November 18, 2018
by Virginia Bellis Brandabur
What a pleasure to have Mark Allen Cunningham join us tonight. He is the founder of the award-winning local literary publishing house, Atelier26, and an all-around champion of writers and reading. Mark has been known to say that “a good library is a monument to curiosity, to being awake in the world.” As an author, Mark has worked hard to contribute to our “monuments of curiosity,” writing 4 novels, 1 short story collection, a book of essays on the creative life, and a book of cultural criticism.

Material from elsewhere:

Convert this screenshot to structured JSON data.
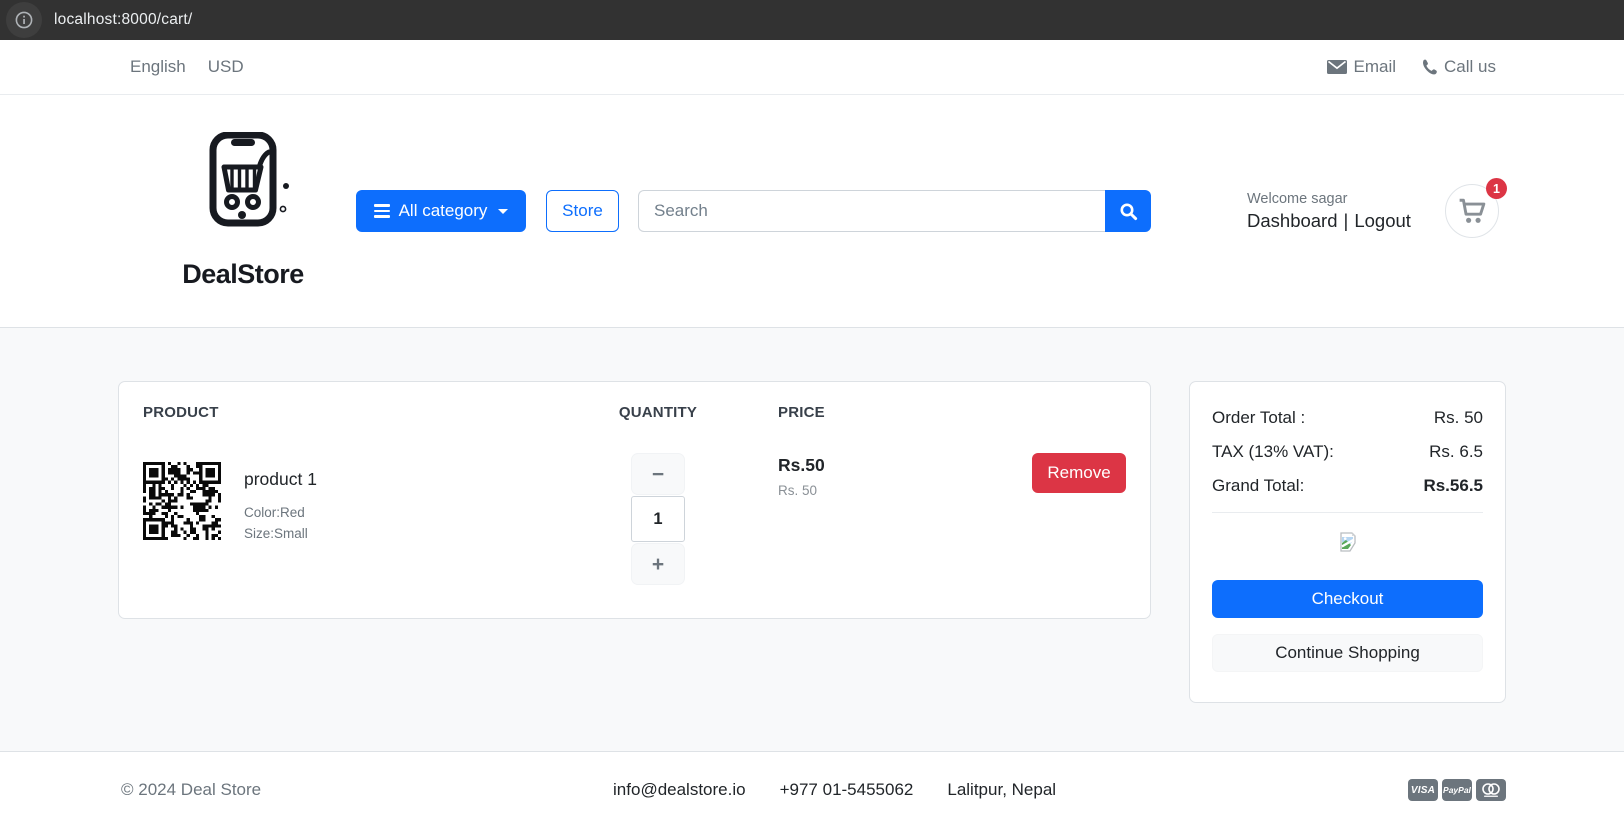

His latest contribution, hot off the press just this past September, is the novel, Perpetua’s Kin.
A story that spans five generations and over one hundred years of American history, Perpetua’s Kin has been described as “kaleidoscopic,” “intricately woven,” “having the complexity of a rare smoky scotch;” its style is one of “verbal pointillism,” “resembling dits and dots of the telegraph system.”
The image that comes to my mind when I think of Perpetua’s Kin is that of an early American quilt: colorful, complex and redolent of history.
Perhaps this image arises because Perpetua’s Kin is not one story, but scraps of many: heartbreaking love affair, unsettling murder mystery, grisly war chronicle, missing person account, family narrative, and also a record of our human obsession with frontiers, both technological and continental. These are not new stories, of course. Yet Mark has re-appropriated them, pairing and re-pairing these various narratives of patriotism and love, shame and war, quilting disparate moments in time together with voices of characters who are discarnate from those moments, revealing how all these fragments compliment and contrast and work together to demand that we consider afresh a history we thought we already knew.
As Mark’s character tells us, “It falls to us to interpret the whole – all the broken signals as one, yes? We tune ourselves, you might say, to the music entire and not the separate notes. The whole and not the parts.”
Please welcome Mark Allen Cunningham.